The Partition of India – 70 years on

Published: 3rd August 2017

Britain had formally governed the Indian subcontinent from 1858, although its influence there had been growing for the previous two centuries. India was considered the jewel in the crown of the British Empire. Political, ethnic and regional movements in India were opposed to being part of a foreign Empire, and campaigned and demonstrated for independence – but their requests were at best ignored and on other occasions brutally put down.

India in the World Wars

During the First World War hundreds of thousands of Indians volunteered and fought for Britain across the globe. Demands for independence increased during the interwar years, winning support across the subcontinent and also from groups and political parties in the UK. Once again during the Second World many Indians fought for Britain, while millions more were involved in the war effort.

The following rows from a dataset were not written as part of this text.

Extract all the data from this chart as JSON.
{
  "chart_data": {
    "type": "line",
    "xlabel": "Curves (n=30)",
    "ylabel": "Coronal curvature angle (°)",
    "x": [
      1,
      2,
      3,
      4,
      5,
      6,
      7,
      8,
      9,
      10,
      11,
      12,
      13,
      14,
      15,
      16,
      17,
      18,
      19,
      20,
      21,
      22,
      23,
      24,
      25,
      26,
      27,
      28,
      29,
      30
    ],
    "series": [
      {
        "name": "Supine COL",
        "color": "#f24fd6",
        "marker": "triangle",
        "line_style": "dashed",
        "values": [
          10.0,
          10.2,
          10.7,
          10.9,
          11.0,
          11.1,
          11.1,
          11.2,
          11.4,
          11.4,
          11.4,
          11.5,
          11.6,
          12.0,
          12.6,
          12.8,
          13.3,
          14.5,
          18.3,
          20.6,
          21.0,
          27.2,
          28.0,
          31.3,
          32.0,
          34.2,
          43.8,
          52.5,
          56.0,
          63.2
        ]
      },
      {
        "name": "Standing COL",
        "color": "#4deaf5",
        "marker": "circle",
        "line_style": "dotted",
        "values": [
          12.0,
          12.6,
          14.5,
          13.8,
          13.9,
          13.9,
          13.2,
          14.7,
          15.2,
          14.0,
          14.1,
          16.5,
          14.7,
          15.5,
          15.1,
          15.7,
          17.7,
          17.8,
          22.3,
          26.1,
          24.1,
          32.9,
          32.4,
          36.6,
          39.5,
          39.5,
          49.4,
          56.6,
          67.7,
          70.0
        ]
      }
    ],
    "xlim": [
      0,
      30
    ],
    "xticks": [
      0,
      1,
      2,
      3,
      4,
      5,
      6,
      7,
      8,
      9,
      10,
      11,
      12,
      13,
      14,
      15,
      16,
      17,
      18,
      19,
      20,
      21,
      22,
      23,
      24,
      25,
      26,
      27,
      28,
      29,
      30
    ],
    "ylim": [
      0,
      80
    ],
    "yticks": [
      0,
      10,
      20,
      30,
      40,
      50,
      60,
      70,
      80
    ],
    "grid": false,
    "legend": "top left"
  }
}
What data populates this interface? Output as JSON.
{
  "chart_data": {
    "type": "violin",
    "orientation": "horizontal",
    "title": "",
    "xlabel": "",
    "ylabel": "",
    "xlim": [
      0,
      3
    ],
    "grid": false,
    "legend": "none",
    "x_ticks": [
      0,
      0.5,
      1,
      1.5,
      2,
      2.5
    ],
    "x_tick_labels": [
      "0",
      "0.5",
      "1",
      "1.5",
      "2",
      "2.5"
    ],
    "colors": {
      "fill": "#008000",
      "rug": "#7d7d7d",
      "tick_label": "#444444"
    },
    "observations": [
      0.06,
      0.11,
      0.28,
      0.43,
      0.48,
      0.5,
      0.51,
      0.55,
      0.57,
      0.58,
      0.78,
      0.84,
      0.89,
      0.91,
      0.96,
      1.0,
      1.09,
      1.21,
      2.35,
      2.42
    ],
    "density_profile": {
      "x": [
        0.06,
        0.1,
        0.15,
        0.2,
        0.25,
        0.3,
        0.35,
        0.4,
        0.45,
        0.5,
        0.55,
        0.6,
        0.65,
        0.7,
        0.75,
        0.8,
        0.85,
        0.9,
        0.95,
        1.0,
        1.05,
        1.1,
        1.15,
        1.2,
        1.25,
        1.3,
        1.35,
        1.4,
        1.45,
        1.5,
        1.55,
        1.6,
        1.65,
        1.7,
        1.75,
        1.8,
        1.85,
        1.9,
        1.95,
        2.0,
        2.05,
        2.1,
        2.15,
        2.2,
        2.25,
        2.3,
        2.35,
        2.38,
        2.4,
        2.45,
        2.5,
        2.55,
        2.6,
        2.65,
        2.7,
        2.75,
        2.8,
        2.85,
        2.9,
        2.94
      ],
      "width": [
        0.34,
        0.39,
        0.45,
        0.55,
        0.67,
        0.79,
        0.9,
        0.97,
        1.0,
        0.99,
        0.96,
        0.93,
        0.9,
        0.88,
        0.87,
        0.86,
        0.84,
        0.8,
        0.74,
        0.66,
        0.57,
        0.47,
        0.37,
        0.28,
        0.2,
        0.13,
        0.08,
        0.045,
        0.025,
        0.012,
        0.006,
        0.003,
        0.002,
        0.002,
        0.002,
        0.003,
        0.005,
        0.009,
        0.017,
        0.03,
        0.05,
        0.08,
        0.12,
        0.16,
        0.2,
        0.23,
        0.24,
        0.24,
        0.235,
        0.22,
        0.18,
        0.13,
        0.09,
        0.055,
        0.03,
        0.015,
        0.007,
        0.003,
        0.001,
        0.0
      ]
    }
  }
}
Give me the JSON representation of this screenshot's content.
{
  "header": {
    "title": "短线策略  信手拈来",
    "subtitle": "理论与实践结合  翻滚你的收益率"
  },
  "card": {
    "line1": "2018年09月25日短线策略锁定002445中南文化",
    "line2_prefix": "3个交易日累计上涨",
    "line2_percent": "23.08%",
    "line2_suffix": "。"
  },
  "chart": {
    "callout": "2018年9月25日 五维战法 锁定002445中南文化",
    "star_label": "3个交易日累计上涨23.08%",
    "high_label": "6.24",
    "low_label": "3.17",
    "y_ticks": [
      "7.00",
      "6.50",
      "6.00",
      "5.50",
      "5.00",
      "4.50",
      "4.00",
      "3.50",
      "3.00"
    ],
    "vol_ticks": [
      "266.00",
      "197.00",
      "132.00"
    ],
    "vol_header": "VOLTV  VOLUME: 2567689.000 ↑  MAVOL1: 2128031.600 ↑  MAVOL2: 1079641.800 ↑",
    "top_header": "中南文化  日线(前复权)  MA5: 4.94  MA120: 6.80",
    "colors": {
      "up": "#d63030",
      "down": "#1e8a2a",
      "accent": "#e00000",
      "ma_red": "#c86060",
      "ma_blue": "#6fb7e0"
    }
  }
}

India suffered rationing during the war as well as famine – events that served to increase discontent with British rule. The cost of those two wars had also taken their toll on the British economy and soon after winning the 1945 election the new Labour government announced that India would receive Independence.

Preparing for Independence

Independence required an act of Parliament as well as serious negotiations. The British government had become convinced that Independence for India also meant the creation of a Muslim state. In the two years following the announcement of independence for India talks focused on the division of the country and how the borders should be drawn. A British official, Cyril Radcliffe, was responsible for drawing the lines, which he did his amongst the growing chaos and intense political arguments surrounding him and crucially using outdated maps. His lines cut through villages, farms, homes and families. In many cases political need for a partition across the country outweighed geography, human relations and common sense.

Partition and its aftermath

When Independence Day arrived in August 1947 it led to rioting and the mass migration of 10 million people. An estimated 1 million people died in the fighting, the movement of peoples and the shortages that followed. Partition created two independent states, India and Pakistan. The two countries and the legacy of partition have gone on to shape politics and attitudes across the region for generations to come.